Vita Nuova
"Après quoi mon fiston a dû faire le télégraphiste à la gare puis il est passé sous-chef mais ça ma petite fille je vous l’ai déjà raconté mais je ne vous ai pas raconté comment mon fils a passé un examen à la gare de Kostomlaty un examen pour pouvoir assurer seul le service dans une gare… alors sont arrivés de Hradec ces messieurs dont tous les chefs et sous-chefs de gare avaient peur… et l’inspecteur des transports Chmelec entouré de son personnel a demandé à mon fils… Si les sémaphores et les sonneries étaient en panne comment sauriez-vous qu’un train approche de la gare ? Et mon fils a dit… Avec les yeux… Très bien et s’il y avait du brouillard ? Alors mon fiston vêtu de son uniforme a sorti un mouchoir blanc de sa poche l’a posé à côté du rail s’est mis sur un genou a pris appui sur le sol a posé une oreille sur le rail a écouté un instant et en se levant a dit à l’inspecteur Chmelec Le train numéro 804 vient juste de passer par Kamenné Zboží… L’inspecteur Chmelec était effaré… Dans quel règlement avez-vous pris ça ? Et mon fiston a dit… dans un film américain dans un western avec Gary Cooper comme éclaireur dans le rôle principal… C’est comme ça qu’il arrive à savoir si ce sont des Peaux-Rouges qui approchent sur leurs mustangs ou un troupeau de buffles…

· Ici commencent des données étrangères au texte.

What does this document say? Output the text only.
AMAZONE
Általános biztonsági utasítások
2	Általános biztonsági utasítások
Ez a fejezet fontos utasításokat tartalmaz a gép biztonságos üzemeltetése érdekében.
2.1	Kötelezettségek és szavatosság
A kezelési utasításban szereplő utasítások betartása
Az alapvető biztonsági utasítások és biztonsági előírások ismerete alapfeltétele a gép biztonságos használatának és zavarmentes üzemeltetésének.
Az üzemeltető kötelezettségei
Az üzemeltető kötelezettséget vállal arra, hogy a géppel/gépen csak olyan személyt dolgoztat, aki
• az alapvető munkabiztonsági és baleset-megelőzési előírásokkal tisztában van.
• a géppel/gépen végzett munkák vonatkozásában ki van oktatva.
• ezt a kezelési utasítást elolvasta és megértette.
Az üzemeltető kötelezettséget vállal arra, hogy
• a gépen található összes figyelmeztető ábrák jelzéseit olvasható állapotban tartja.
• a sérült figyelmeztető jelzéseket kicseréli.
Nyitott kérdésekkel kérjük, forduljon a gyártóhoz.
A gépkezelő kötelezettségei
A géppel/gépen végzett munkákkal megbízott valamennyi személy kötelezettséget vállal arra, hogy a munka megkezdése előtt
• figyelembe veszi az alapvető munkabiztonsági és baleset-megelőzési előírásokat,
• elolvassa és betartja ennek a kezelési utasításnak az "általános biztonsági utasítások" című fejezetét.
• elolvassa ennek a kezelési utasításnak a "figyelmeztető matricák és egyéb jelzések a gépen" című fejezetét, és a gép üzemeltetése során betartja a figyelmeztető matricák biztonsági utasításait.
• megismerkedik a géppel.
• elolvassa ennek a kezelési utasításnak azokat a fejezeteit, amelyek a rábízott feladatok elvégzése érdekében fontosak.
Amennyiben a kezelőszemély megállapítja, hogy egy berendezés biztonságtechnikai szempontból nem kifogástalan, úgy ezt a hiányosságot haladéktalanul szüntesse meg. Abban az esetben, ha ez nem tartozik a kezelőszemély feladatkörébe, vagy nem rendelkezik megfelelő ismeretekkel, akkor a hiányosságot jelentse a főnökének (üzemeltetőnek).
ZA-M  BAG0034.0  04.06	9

Chmelec l’a félicité et a dit à la commission que mon fils ferait un bon sous-chef de gare parce qu’il prenait soin de son uniforme… Il a mis un mouchoir sous son genou messieurs pour ne pas salir un si bel uniforme…"
Terrains vagues
"Mais à présent qu’est-ce qui le pousse à se retirer dans la paille, à s’y enfoncer jusqu’aux épaules ? Ma petite fille, je commence à y voir clair, ce que je vais te dire, ce n’est plus un film burlesque, ou peut-être est-ce un film burlesque après tout ? La vérité c’est que j’ai mis mon fiston au monde sans être mariée… En ce temps-là, c’était la honte… Je me souviens, c’était un dimanche, maman préparait le déjeuner et moi j’ai dit à papa que j’étais enceinte et que pour l’instant mon amoureux ne voulait pas m’épouser… papa qui avait la tête près du bonnet m’a attrapée par les épaules, m’a traînée dans la cour, ensuite il est allé prendre son fusil de chasse et il a crié… à genoux, je vais te tuer… J’ai eu terriblement peur, je l’implorais mains jointes… Mais dans sa sagesse ma mère est sortie et nous a dit… Laissez cela, venez manger, ça va refroidir…"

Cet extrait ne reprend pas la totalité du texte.